O mérito da ADI ,ajuizada pela seccional de Goiás da Ordem dos Advogados do Brasil, deve ser julgado nas próximas sessões do Órgão Especial.
Para o presidente da OAB-GO, Rafael Lara Martins, a decisão da corte goiana foi prudente diante da flagrante inconstitucionalidade e de violações em cadeia promovidos pela lei 21.784/2023 aos direitos fundamentais e humanos.

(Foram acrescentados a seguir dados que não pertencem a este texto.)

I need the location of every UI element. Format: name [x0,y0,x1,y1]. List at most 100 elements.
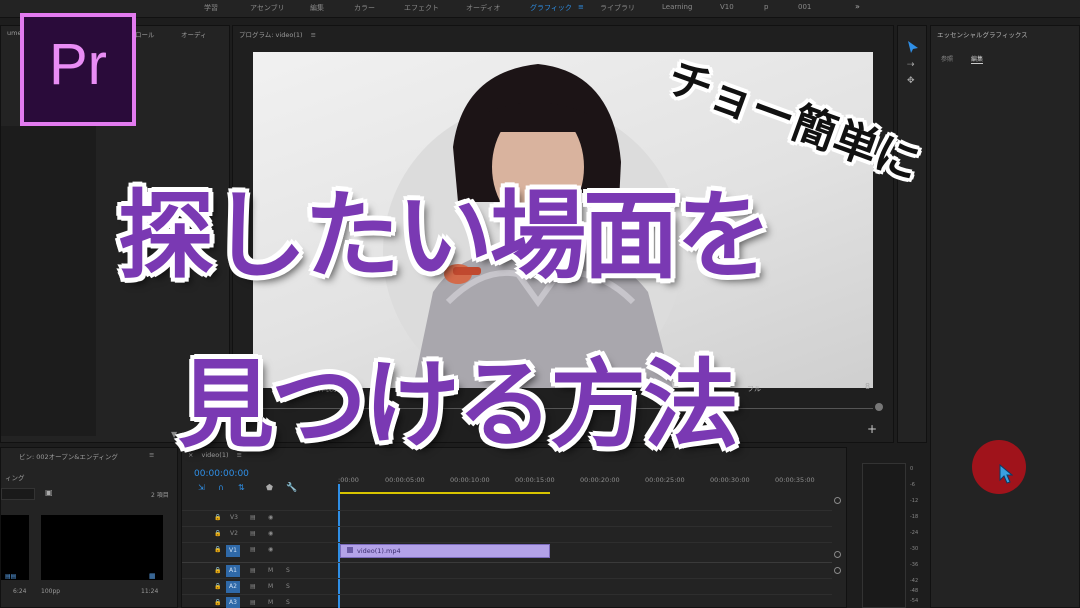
clip-fx-icon [347,547,353,553]
track-target-a2[interactable]: A2 [226,581,240,593]
mouse-pointer-icon [999,464,1013,484]
selection-tool-icon[interactable] [907,40,919,54]
meter-tick: -54 [910,598,919,604]
lock-icon[interactable]: 🔒 [214,546,221,553]
clip-type-icon: ▤▤ [5,573,17,580]
scrubber-handle[interactable] [875,403,883,411]
eye-icon[interactable]: ◉ [268,546,273,553]
lock-icon[interactable]: 🔒 [214,599,221,606]
lock-icon[interactable]: 🔒 [214,530,221,537]
workspace-tab[interactable]: オーディオ [466,3,501,13]
ruler-label: 00:00:35:00 [775,476,815,484]
track-target-a3[interactable]: A3 [226,597,240,608]
track-target-a1[interactable]: A1 [226,565,240,577]
clip-name: 100pp [41,588,61,595]
track-divider [182,594,832,595]
track-divider [182,526,832,527]
ruler-label: 00:00:10:00 [450,476,490,484]
tab-audio[interactable]: オーディ [181,29,207,39]
track-target-v1[interactable]: V1 [226,545,240,557]
work-area-bar[interactable] [340,492,550,494]
tab-browse[interactable]: 参照 [941,54,953,63]
overlay-title-line2: 見つける方法 [178,349,739,461]
ruler-label: 00:00:20:00 [580,476,620,484]
workspace-tab-graphics[interactable]: グラフィック [530,3,572,13]
workspace-bar: 学習 アセンブリ 編集 カラー エフェクト オーディオ グラフィック ≡ ライブ… [0,0,1080,18]
workspace-tab[interactable]: Learning [662,3,692,11]
essential-graphics-title[interactable]: エッセンシャルグラフィックス [931,26,1079,40]
mute-button[interactable]: M [268,567,273,574]
toggle-sync-icon[interactable]: ▤ [250,546,256,553]
tab-effect-controls[interactable]: ロール [135,29,155,39]
track-name: V3 [230,514,238,521]
track-divider [182,562,832,563]
clip-thumbnail[interactable] [41,515,163,580]
solo-button[interactable]: S [286,567,290,574]
workspace-tab[interactable]: 学習 [204,3,218,13]
meter-tick: -6 [910,482,915,488]
meter-tick: -12 [910,498,919,504]
track-name: V2 [230,530,238,537]
workspace-tab[interactable]: アセンブリ [250,3,285,13]
toggle-sync-icon[interactable]: ▤ [250,599,256,606]
program-monitor-tab[interactable]: プログラム: video(1) [239,31,303,39]
logo-text: Pr [49,32,107,97]
video-clip[interactable]: video(1).mp4 [340,544,550,558]
meter-tick: -36 [910,562,919,568]
lock-icon[interactable]: 🔒 [214,583,221,590]
bin-search-input[interactable] [1,488,35,500]
toggle-sync-icon[interactable]: ▤ [250,567,256,574]
effect-list-area [1,126,96,436]
audio-meter [862,463,906,608]
ruler-label: 00:00:30:00 [710,476,750,484]
overlay-title-line1: 探したい場面を [118,180,772,292]
premiere-pro-logo: Pr [20,13,136,126]
bin-title[interactable]: ビン: 002オープン&エンディング [19,451,118,461]
workspace-tab[interactable]: 001 [798,3,811,11]
workspace-tab[interactable]: エフェクト [404,3,439,13]
scroll-handle[interactable] [834,567,841,574]
track-divider [182,542,832,543]
workspace-tab[interactable]: p [764,3,768,11]
ruler-label: 00:00:15:00 [515,476,555,484]
tab-edit[interactable]: 編集 [971,54,984,64]
workspace-tab[interactable]: カラー [354,3,375,13]
solo-button[interactable]: S [286,599,290,606]
lock-icon[interactable]: 🔒 [214,514,221,521]
essential-graphics-panel: エッセンシャルグラフィックス 参照 編集 [930,25,1080,608]
ruler-label: 00:00:25:00 [645,476,685,484]
filter-icon[interactable]: ▼ [171,430,177,439]
toggle-sync-icon[interactable]: ▤ [250,530,256,537]
bin-header: ビン: 002オープン&エンディング ≡ [1,448,177,462]
panel-menu-icon[interactable]: ≡ [311,31,316,39]
workspace-tab[interactable]: ライブラリ [600,3,635,13]
workspace-tab[interactable]: 編集 [310,3,324,13]
scroll-handle[interactable] [834,551,841,558]
eye-icon[interactable]: ◉ [268,514,273,521]
timeline-ruler[interactable]: :00:00 00:00:05:00 00:00:10:00 00:00:15:… [0,476,847,486]
resolution-dropdown[interactable]: フル [747,384,761,394]
panel-menu-icon[interactable]: ≡ [149,451,154,459]
mute-button[interactable]: M [268,599,273,606]
eye-icon[interactable]: ◉ [268,530,273,537]
track-divider [182,578,832,579]
scroll-handle[interactable] [834,497,841,504]
ruler-label: 00:00:05:00 [385,476,425,484]
workspace-overflow-button[interactable]: » [855,2,860,11]
solo-button[interactable]: S [286,583,290,590]
add-button[interactable]: + [867,422,877,436]
track-select-tool-icon[interactable]: ⇢ [907,60,915,70]
track-divider [182,510,832,511]
clip-duration: 6:24 [13,588,27,595]
clip-thumbnail[interactable] [1,515,29,580]
new-bin-icon[interactable]: ▣ [45,488,53,497]
project-bin-panel: ビン: 002オープン&エンディング ≡ ィング ▣ 2 項目 ▤▤ ▦ 6:2… [0,447,178,608]
mute-button[interactable]: M [268,583,273,590]
menu-icon[interactable]: ≡ [578,3,584,11]
lock-icon[interactable]: 🔒 [214,567,221,574]
meter-tick: -24 [910,530,919,536]
ripple-edit-tool-icon[interactable]: ✥ [907,76,915,86]
toggle-sync-icon[interactable]: ▤ [250,514,256,521]
workspace-tab[interactable]: V10 [720,3,734,11]
toggle-sync-icon[interactable]: ▤ [250,583,256,590]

Segundo o representante da advocacia goiana, o regramento viola artigos da Constituição Estadual e a Federal, da Lei de Execução Penal, do Pacto de São José da Costa Rica e Regras Mínimas das Nações Unidas para o Tratamento de Reclusos (Regras de Nelson Mandela).
"A afronta à Constituição de 1988 se dá por ofensa material a uma multiplicidade de normas constitucionais, especialmente no que tange à dignidade da pessoa humana, ao direito fundamental à intimidade, aos direitos de personalidade, à garantia constitucional da intranscendência das penas, à assistência da família aos presos e ao dever constitucional do Estado brasileiro de promover e proteger a família, como instituição nuclear da ordem social na Constituição de 1988", afirmou.
A suspensa entrou em vigor em 17 de janeiro de 2023 e foi proposta pelo deputado estadual Henrique Arantes (então PTB, atual MDB-GO) e promulgada, nos termos do art. 23, §7º da CE/GO, pelo então Presidente da Assembleia Legislativa de Goiás, Lissauer Vieira (PSD).